Part 5: Running the Demo

We run our agent on sample tasks. While these are simple, they illustrate the complete context-folding process: planning, executing subtasks, folding the results into memory, and synthesizing a final answer.

The paper benchmarks this approach on much more complex, long-horizon tasks like BrowseComp-Plus (deep research) and SWE-Bench Verified (software engineering). The results are impressive: the full FoldGRPO-trained agent matched or outperformed baselines (like ReAct) that used a massive 327K token context, all while maintaining an active context of only 32K (a 10x reduction). Ablation studies showed their agent could compress over 90% of the total interaction tokens into its folded summaries, demonstrating extreme efficiency.

DEMO_TASKS=[
   "Plan a 3-day study schedule for ML with daily workouts and simple meals; include time blocks.",
   "Compute a small project budget with 3 items (laptop 799.99, course 149.5, snacks 23.75), add 8% tax and 5% buffer, and present a one-paragraph recommendation."]
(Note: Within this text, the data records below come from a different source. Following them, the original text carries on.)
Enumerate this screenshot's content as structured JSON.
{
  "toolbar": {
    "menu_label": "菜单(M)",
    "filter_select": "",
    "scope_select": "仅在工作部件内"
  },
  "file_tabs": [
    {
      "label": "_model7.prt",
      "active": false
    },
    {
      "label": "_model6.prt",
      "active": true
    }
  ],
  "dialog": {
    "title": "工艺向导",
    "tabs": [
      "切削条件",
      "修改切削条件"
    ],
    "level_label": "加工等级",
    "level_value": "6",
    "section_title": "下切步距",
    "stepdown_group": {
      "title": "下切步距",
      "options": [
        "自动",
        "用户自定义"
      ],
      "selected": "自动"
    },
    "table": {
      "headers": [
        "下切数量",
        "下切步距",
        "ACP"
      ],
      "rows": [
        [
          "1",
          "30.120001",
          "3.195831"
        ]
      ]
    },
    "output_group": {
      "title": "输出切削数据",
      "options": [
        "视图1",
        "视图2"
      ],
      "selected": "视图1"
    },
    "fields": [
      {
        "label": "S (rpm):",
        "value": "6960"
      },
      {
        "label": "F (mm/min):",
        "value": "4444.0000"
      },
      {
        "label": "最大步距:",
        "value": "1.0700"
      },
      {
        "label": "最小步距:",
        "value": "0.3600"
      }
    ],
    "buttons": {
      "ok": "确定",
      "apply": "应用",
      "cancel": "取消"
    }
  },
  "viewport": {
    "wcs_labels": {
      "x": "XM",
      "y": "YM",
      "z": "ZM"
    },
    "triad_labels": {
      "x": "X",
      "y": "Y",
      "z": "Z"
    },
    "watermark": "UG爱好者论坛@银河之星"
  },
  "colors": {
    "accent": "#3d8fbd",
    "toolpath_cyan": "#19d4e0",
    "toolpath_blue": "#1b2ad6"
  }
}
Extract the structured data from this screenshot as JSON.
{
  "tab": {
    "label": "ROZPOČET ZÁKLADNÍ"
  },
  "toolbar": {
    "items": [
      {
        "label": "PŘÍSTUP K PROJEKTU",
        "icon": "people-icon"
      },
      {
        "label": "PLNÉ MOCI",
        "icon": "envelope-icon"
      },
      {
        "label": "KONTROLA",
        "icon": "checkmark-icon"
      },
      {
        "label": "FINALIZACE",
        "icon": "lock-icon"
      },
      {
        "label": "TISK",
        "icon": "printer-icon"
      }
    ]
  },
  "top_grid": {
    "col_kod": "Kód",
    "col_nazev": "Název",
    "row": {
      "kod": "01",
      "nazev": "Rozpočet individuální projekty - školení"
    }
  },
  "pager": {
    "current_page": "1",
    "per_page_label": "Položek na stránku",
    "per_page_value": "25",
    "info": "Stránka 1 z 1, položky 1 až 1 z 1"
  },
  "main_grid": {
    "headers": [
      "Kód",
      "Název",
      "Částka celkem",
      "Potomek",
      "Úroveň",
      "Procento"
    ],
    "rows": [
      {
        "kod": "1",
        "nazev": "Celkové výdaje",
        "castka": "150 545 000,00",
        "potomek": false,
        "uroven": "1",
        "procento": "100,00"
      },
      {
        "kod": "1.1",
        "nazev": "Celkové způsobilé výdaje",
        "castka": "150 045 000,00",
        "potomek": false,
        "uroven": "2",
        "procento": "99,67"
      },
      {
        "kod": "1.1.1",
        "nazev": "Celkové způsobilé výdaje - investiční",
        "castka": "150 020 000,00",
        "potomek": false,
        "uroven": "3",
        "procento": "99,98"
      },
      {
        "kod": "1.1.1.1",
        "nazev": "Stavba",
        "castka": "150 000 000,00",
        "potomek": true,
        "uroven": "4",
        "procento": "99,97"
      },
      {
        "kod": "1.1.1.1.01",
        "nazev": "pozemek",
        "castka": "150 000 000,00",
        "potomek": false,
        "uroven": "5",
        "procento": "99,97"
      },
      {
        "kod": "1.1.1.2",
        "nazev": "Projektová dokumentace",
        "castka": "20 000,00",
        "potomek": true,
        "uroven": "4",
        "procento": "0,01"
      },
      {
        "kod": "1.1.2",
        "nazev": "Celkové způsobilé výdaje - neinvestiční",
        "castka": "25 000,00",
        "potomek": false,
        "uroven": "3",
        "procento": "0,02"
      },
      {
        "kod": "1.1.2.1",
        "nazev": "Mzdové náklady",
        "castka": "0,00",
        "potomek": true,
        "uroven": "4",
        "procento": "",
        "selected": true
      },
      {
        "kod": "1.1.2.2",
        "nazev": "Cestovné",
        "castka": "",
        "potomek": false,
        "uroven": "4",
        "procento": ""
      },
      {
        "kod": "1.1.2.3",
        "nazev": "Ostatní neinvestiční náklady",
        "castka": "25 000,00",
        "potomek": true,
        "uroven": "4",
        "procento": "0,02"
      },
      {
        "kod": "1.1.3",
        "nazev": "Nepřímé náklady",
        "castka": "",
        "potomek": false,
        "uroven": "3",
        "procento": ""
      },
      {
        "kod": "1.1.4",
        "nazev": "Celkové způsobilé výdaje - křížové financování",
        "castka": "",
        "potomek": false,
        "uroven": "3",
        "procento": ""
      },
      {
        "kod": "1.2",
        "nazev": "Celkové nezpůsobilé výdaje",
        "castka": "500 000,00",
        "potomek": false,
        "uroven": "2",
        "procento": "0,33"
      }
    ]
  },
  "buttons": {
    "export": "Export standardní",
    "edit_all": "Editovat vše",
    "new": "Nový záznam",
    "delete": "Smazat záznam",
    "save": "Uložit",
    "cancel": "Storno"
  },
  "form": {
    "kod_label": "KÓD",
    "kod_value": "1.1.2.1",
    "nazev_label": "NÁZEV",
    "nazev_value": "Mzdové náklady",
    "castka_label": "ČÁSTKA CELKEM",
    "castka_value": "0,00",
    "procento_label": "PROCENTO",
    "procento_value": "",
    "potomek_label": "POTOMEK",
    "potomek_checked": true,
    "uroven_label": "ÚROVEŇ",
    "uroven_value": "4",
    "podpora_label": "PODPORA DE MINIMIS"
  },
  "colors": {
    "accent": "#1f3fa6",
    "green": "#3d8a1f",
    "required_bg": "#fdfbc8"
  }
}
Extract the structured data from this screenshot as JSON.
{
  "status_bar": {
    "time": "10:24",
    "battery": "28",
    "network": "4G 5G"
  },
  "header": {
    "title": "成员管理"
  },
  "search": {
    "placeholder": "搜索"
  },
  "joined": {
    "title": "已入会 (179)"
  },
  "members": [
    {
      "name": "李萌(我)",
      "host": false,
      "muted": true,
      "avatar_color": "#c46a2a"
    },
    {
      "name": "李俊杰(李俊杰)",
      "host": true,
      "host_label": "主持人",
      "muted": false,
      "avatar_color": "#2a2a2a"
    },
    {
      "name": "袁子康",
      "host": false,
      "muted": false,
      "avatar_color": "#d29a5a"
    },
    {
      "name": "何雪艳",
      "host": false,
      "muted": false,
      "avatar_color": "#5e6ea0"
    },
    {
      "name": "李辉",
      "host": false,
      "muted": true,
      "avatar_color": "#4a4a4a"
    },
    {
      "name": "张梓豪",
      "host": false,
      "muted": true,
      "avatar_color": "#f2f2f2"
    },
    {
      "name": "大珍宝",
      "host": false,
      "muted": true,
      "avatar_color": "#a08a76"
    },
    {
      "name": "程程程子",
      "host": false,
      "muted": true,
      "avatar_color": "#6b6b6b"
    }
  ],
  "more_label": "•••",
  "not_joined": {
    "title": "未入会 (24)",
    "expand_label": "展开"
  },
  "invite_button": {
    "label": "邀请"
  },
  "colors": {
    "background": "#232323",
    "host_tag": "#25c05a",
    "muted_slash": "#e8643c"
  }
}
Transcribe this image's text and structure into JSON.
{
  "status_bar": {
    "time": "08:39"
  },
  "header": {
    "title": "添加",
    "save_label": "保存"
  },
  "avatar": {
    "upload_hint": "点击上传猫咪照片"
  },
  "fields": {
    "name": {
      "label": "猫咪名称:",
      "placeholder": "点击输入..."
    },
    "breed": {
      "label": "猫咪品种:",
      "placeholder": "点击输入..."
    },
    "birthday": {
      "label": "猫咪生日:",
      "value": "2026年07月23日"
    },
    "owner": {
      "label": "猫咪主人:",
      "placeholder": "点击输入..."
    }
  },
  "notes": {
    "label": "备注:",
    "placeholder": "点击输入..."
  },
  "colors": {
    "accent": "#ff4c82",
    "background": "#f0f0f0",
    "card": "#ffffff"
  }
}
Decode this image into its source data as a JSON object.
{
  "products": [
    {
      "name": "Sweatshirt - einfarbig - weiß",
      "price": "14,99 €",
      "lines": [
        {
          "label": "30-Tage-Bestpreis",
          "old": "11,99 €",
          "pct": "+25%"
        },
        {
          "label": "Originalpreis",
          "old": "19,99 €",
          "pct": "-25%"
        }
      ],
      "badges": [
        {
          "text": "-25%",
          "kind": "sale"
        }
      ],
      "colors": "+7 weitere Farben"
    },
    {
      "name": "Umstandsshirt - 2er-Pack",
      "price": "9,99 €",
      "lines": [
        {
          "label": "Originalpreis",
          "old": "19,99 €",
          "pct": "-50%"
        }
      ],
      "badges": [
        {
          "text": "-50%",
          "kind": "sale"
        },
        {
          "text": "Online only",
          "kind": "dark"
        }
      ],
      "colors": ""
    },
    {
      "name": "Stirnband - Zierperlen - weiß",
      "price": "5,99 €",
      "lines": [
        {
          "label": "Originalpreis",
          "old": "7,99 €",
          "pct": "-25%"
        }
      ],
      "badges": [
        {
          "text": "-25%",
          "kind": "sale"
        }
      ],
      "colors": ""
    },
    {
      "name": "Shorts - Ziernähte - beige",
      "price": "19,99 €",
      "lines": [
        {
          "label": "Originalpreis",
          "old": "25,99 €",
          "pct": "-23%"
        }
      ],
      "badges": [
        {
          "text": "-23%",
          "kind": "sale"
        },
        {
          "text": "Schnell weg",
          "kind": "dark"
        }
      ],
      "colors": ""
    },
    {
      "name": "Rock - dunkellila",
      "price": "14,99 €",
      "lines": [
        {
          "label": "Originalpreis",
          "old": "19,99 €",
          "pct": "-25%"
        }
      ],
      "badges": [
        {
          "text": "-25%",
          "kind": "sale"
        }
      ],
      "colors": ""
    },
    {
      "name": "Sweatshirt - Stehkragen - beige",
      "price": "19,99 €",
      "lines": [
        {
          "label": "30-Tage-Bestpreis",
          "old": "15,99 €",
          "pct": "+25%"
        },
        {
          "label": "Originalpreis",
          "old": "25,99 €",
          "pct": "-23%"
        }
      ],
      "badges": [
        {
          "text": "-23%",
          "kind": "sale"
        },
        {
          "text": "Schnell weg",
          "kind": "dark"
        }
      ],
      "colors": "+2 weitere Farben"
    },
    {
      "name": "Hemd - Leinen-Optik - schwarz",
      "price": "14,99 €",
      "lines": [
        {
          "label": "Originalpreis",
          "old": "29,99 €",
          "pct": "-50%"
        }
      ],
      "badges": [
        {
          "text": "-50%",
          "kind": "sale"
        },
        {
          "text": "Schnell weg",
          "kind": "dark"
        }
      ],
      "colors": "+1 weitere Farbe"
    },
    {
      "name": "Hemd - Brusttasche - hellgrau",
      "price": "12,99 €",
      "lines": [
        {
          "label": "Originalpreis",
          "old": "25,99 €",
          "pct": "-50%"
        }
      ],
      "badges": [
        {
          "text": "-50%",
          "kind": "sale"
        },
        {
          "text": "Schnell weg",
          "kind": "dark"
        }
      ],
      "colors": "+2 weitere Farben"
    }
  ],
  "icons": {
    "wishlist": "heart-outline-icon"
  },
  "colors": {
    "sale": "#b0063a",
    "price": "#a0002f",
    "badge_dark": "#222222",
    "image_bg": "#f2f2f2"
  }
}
def pretty(d): return json.dumps(d, indent=2, ensure_ascii=False)

if __name__=="__main__":
   agent=ContextFoldingAgent(max_active_chars=700)
   for i,task in enumerate(DEMO_TASKS,1):
       print("="*70)
       print(f"DEMO #{i}: {task}")
       res=agent.run(task)
       print("\n--- Folded Summaries ---\n"+(res["folded_summaries"] or "(none)"))
       print("\n--- Final Answer ---\n"+res["final"])
       print("\n--- Diagnostics ---")
       diag={k:res[k] for k in ["active_context_chars","runtime_sec"]}
       diag["n_subtasks"]=len(agent.decompose(task))
       print(pretty(diag))

Conclusion

In this tutorial, we've built a lightweight, prompt-driven simulation of a Context-Folding agent. We saw how decomposing a task, executing focused subtasks, and then "folding" the results into a compressed memory allows us to tackle problems step-by-step without overloading our context window.

The key insight from the "Scaling Long-Horizon LLM Agent via Context-Folding" paper is that agents shouldn't just be given more context; they must be taught to actively manage it. Their FoldGRPO framework provides a principled path to do this with reinforcement learning, training the agent to master branching and summarization as a core, learnable skill. This moves beyond heuristic summarization to an efficient, agentic mechanism that scales reasoning effectively.


This tutorial demonstrates how to implement context-folding mechanisms inspired by cutting-edge research, showing how agents can actively manage their working memory to handle complex, long-horizon tasks efficiently.